What did this novelty toy contribute to our lives? Well, your obligation to buy something was fulfilled and your uncle had a bit of a laugh… And that was it. All that plastic, emissions and waste for a moment. And you were only one of the millions of consumers who made a similar choice.
Christmas shouldn’t be an extra burden on the planet and with some effort, imagination and consideration we can manage our impact this holiday season.
You can give more spending less on gifts that are personal and unique. It’s tricky with kids but most adults appreciate anything that shows thoughtfulness. Stop mindlessly scrolling, hit the streets and support your local retailers. Many source their goods from the area, so buying local means your money will help our local economy.
Do you think you picked up a deal on an online sale? You didn’t, what you did was put another nail into the boarded-up windows on your high street. There’s black Friday and then there’s the Black Friday when our thriving town centres become a memory.
Support craft fairs, most of the items laid out before you were made in spare bedrooms and home kitchens. The person manning the stall has put their heart and soul into their work and it’s unlikely you’ll find the same goods anywhere else.
Go on, put your hand in your pocket and make the vendors day.
Think green where you can, small changes make a big difference.

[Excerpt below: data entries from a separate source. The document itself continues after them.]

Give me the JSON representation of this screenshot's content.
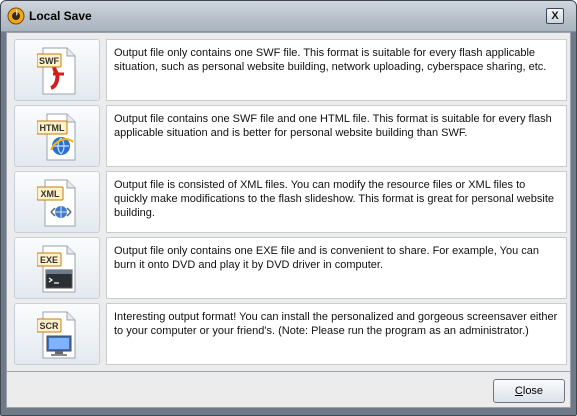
{
  "window": {
    "title": "Local Save",
    "close_glyph": "X",
    "app_icon": "local-save-app-icon"
  },
  "formats": [
    {
      "id": "swf",
      "badge": "SWF",
      "icon": "swf-file-icon",
      "description": "Output file only contains one SWF file. This format is suitable for every flash applicable situation, such as personal website building, network uploading, cyberspace sharing, etc."
    },
    {
      "id": "html",
      "badge": "HTML",
      "icon": "html-file-icon",
      "description": "Output file contains one SWF file and one HTML file. This format is suitable for every flash applicable situation and is better for personal website building than SWF."
    },
    {
      "id": "xml",
      "badge": "XML",
      "icon": "xml-file-icon",
      "description": "Output file is consisted of XML files. You can modify the resource files or XML files to quickly make modifications to the flash slideshow. This format is great for personal website building."
    },
    {
      "id": "exe",
      "badge": "EXE",
      "icon": "exe-file-icon",
      "description": "Output file only contains one EXE file and is convenient to share. For example, You can burn it onto DVD and play it by DVD driver in computer."
    },
    {
      "id": "scr",
      "badge": "SCR",
      "icon": "scr-file-icon",
      "description": "Interesting output format! You can install the personalized and gorgeous screensaver either to your computer or your friend's. (Note: Please run the program as an administrator.)"
    }
  ],
  "footer": {
    "close_label_mnemonic": "C",
    "close_label_rest": "lose"
  },
  "colors": {
    "badge_border": "#c77a10",
    "badge_fill": "#fff2c8",
    "swf_red": "#d21d1d",
    "html_blue": "#2a6fd6",
    "xml_blue": "#3e78c8"
  }
}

Take re-gifting for example, it makes sense to give someone something you will never use if you think they’ll make use of it. It’s a logical and perfectly acceptable solution to wasteful practices.
Try and avoid gifts with batteries. About 40% of all battery sales occur during the holiday season and discarded batteries are an environmental hazard. Ask yourself when buying presents: Is it wasteful? Will it be used? What is its impact?
Choose a renewable live tree that’s been grown on a farm which is replanted regularly. They contribute to air quality while growing and can be recycled into mulch. Better yet, use a potted tree that can be reused year after year.
Do you send cards to everyone? You probably don’t need to and with most read once and discarded it’s not a great practice to buy cards every year when their production consumes natural resources. Homemade cards are not as professional but they are personal and appreciated. Making cards can also be a fun activity for the family.
Avoid glossy foil wrapping paper, it’s impossible to recycle and has no value as mulch. Plain brown paper is an attractive option and a few snazzy touches will add class. Make attractive solutions like gift bags from fabric scraps or wrapping can be made using comic strips, maps, posters and more.
Attitudes to our environment are changing rapidly as we realise there’s little alternative. Your decision to shop local and keep it green might feel like it’s not doing much but if others join you then it’s a huge step in the right direction.